Unlimited Access (Marvel/DC) #1

 Posted: 2004
 Staff: Al Sjoerdsma (E-Mail)

Background

What do you do when you are Marvel and DC and you want to put out a series of comics combining your various heroes? Well, you introduce a character named Access who is in charge of keeping the two comic book universes separate and then you sit back and watch him scamper around trying to prevent the heroes of the different universes from meeting only to fail repeatedly since the purpose of the book is... to have the heroes of the different universes meet... repeatedly. Included, among the bunch is, your friendly neighborhood Spider-Man.

Story 'The Crossing!'

Access is Axel Asher, a young man who inhabits the Marvel Universe and apparently attends Empire State University. At least his girlfriend, Ming Kuo-Fan, does. Axel believes that he is in love with her, though he has had a few dates with a young woman in the DC universe as well. (Jeez, talk about your ultimate adolescent fantasy. No embarassing accidental encounters when your girlfriends are universes apart.) Ming thinks Axel's repeated disappearances are as a result of another woman so Axel confesses to her that he is, in fact, the guardian of two super-hero universes. This conversation is interrupted by... guess what?... an encounter between super-beings from two universes. Axel whisks Ming to safely, changes to his Access duds (which make him look a bit like Alan Moore's Marvelman) and tries to help out Spider-Man in his battle with the tag-team partnership of Marvel's Juggernaut and DC's Mantis. (Not to be confused with Marvel's Mantis; the former Avenger who married a plant in the form of the Swordsman.)

The method Access uses to assist Spidey is to bring Wonder Woman from DC to help out. But, surprisingly, it is not the Wonder Woman of the present who shows up but one from an earlier time-line who has never met Axel. Spidey and Wonder Woman mop up on Mantis and Juggy (which means WW is a heck of a lot tougher than I ever thought she was) and a smitten wall-crawler is all set to wrestle the Amazon for the chance to temporarily use her magic lasso when a shout from Mary Jane Parker in the crowd ("Anyone seen my husband, Peter Parker? He's only married to a beautiful ex-model, so I bet he isn't drooling over Ms Amazon here like everyone else!") sends a chastised Spidey to the rooftops.

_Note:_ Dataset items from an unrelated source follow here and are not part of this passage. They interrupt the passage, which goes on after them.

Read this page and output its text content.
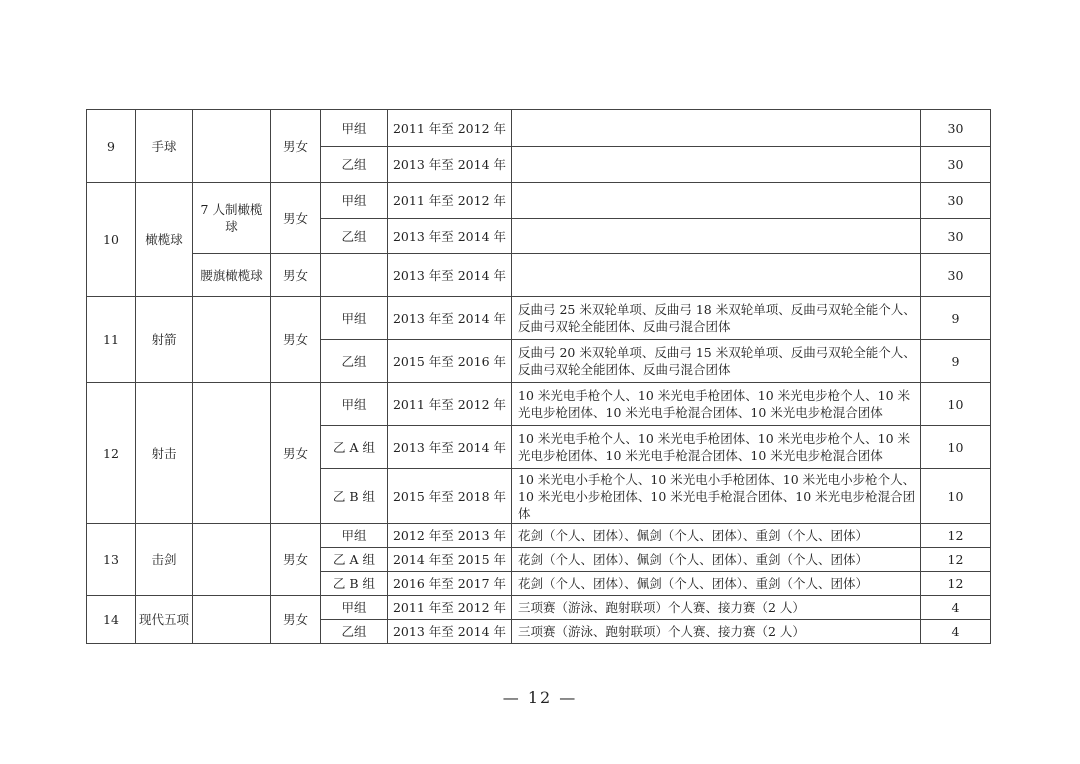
9	手球		男女	甲组	2011 年至 2012 年		30
				乙组	2013 年至 2014 年		30
10	橄榄球	7 人制橄榄球	男女	甲组	2011 年至 2012 年		30
				乙组	2013 年至 2014 年		30
		腰旗橄榄球	男女		2013 年至 2014 年		30
11	射箭		男女	甲组	2013 年至 2014 年	反曲弓 25 米双轮单项、反曲弓 18 米双轮单项、反曲弓双轮全能个人、反曲弓双轮全能团体、反曲弓混合团体	9
				乙组	2015 年至 2016 年	反曲弓 20 米双轮单项、反曲弓 15 米双轮单项、反曲弓双轮全能个人、反曲弓双轮全能团体、反曲弓混合团体	9
12	射击		男女	甲组	2011 年至 2012 年	10 米光电手枪个人、10 米光电手枪团体、10 米光电步枪个人、10 米光电步枪团体、10 米光电手枪混合团体、10 米光电步枪混合团体	10
				乙 A 组	2013 年至 2014 年	10 米光电手枪个人、10 米光电手枪团体、10 米光电步枪个人、10 米光电步枪团体、10 米光电手枪混合团体、10 米光电步枪混合团体	10
				乙 B 组	2015 年至 2018 年	10 米光电小手枪个人、10 米光电小手枪团体、10 米光电小步枪个人、10 米光电小步枪团体、10 米光电手枪混合团体、10 米光电步枪混合团体	10
13	击剑		男女	甲组	2012 年至 2013 年	花剑（个人、团体）、佩剑（个人、团体）、重剑（个人、团体）	12
				乙 A 组	2014 年至 2015 年	花剑（个人、团体）、佩剑（个人、团体）、重剑（个人、团体）	12
				乙 B 组	2016 年至 2017 年	花剑（个人、团体）、佩剑（个人、团体）、重剑（个人、团体）	12
14	现代五项		男女	甲组	2011 年至 2012 年	三项赛（游泳、跑射联项）个人赛、接力赛（2 人）	4
				乙组	2013 年至 2014 年	三项赛（游泳、跑射联项）个人赛、接力赛（2 人）	4
— 12 —
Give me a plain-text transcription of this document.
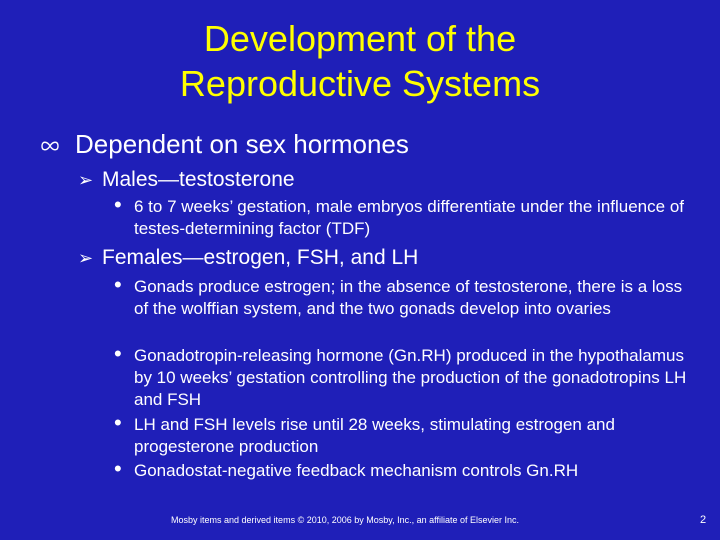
Development of the
Reproductive Systems
Dependent on sex hormones
➢ Males—testosterone
• 6 to 7 weeks’ gestation, male embryos differentiate under the influence of testes-determining factor (TDF)
➢ Females—estrogen, FSH, and LH
• Gonads produce estrogen; in the absence of testosterone, there is a loss of the wolffian system, and the two gonads develop into ovaries
• Gonadotropin-releasing hormone (Gn.RH) produced in the hypothalamus by 10 weeks’ gestation controlling the production of the gonadotropins LH and FSH
• LH and FSH levels rise until 28 weeks, stimulating estrogen and progesterone production
• Gonadostat-negative feedback mechanism controls Gn.RH
Mosby items and derived items © 2010, 2006 by Mosby, Inc., an affiliate of Elsevier Inc.	2
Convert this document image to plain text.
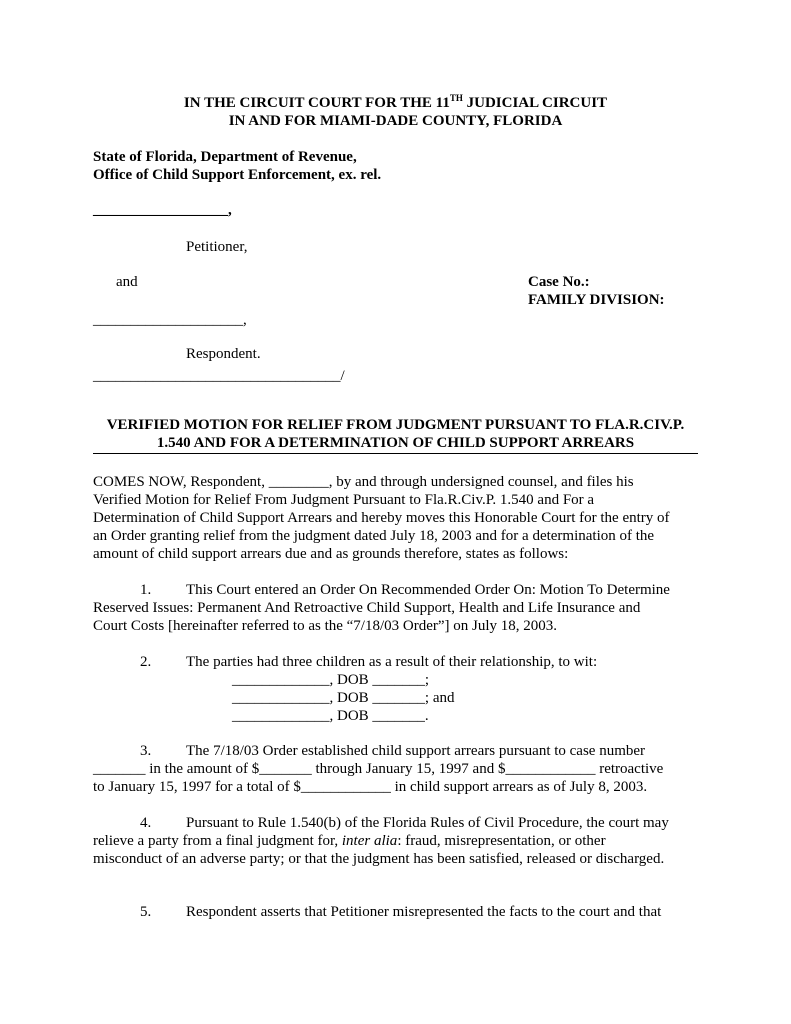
IN THE CIRCUIT COURT FOR THE 11TH JUDICIAL CIRCUIT
IN AND FOR MIAMI-DADE COUNTY, FLORIDA
State of Florida, Department of Revenue,
Office of Child Support Enforcement, ex. rel.
__________________,
Petitioner,
and	Case No.:
FAMILY DIVISION:
____________________,
Respondent.
_________________________________/
VERIFIED MOTION FOR RELIEF FROM JUDGMENT PURSUANT TO FLA.R.CIV.P.
1.540 AND FOR A DETERMINATION OF CHILD SUPPORT ARREARS
COMES NOW, Respondent, ________, by and through undersigned counsel, and files his
Verified Motion for Relief From Judgment Pursuant to Fla.R.Civ.P. 1.540 and For a
Determination of Child Support Arrears and hereby moves this Honorable Court for the entry of
an Order granting relief from the judgment dated July 18, 2003 and for a determination of the
amount of child support arrears due and as grounds therefore, states as follows:
1. This Court entered an Order On Recommended Order On: Motion To Determine
Reserved Issues: Permanent And Retroactive Child Support, Health and Life Insurance and
Court Costs [hereinafter referred to as the “7/18/03 Order”] on July 18, 2003.
2. The parties had three children as a result of their relationship, to wit:
_____________, DOB _______;
_____________, DOB _______; and
_____________, DOB _______.
3. The 7/18/03 Order established child support arrears pursuant to case number
_______ in the amount of $_______ through January 15, 1997 and $____________ retroactive
to January 15, 1997 for a total of $____________ in child support arrears as of July 8, 2003.
4. Pursuant to Rule 1.540(b) of the Florida Rules of Civil Procedure, the court may
relieve a party from a final judgment for, inter alia: fraud, misrepresentation, or other
misconduct of an adverse party; or that the judgment has been satisfied, released or discharged.
5. Respondent asserts that Petitioner misrepresented the facts to the court and that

Access, meanwhile, continues his adventures, moving in time as well as space. He meets up with the savage Hulk from the past and Hal Jordan's Green Lantern. Another journey through his portal takes him to the old West and a visit with Jonah Hex and the Two-Gun Kid. In his final jaunt of the issue, he arrives in the Sentinal-dominated future familiar to X-Men buffs. Also there... DC's Legion of Super-Heroes.

General Comments

OK, first off, is this book worth reading if you are mostly a Spidey fan? Yes, but not for the story inside. Oh, it has some nice touches, no doubt about it. Karl Kesel can write a flowing, absorbing narrative. The first lines of the story nicely tie in the just published Spider-Man/Batman book to the Access storyline. Details like the ESU student wearing the football jersey that reads "Tiny" on the back and Peter and MJ eavesdropping on Axel and Ming's conversation are charming.

But the real reason to read this book is the art. If you've been wondering where Pat Olliffe and Al Williamson have gone lately, here is your answer. You can have your Manga influenced artists, your Keith Giffen-influenced "loose-drawing-hard-to-tell-what-it-is" artists. In my book, Olliffe and Williamson are the best artist team working in super-hero books today. They are certainly the best Spidey artists. Period. (Well, almost period. I just have to mention one panel from the best scene in the book, where the smitten Spidey sizes up Wonder Woman. The Amazon looms over Peter. If Spidey is about five foot-ten, then Diana is about seven feet even. She looks like she could pound the slight Spidey into paste. This is the way both these characters should look.)

So, there's some nice stuff, but what is the point of this book? To simply see characters from both universes together? Yes, it's fun to see Spidey team-up with Wonder Woman to battle evil (though I don't suppose anyone ever expressed a desire to see the wall-crawler battle Mantis from the New Gods continuity), yes, it's cool to see Jonah Hex with Two-Gun or Hal Jordan fighting Hulky, but is there a point to all of this? Some direction that makes this story worthwhile? Not so far there isn't.

Overall Rating

Four webs. Three webs for the story, five webs for the art.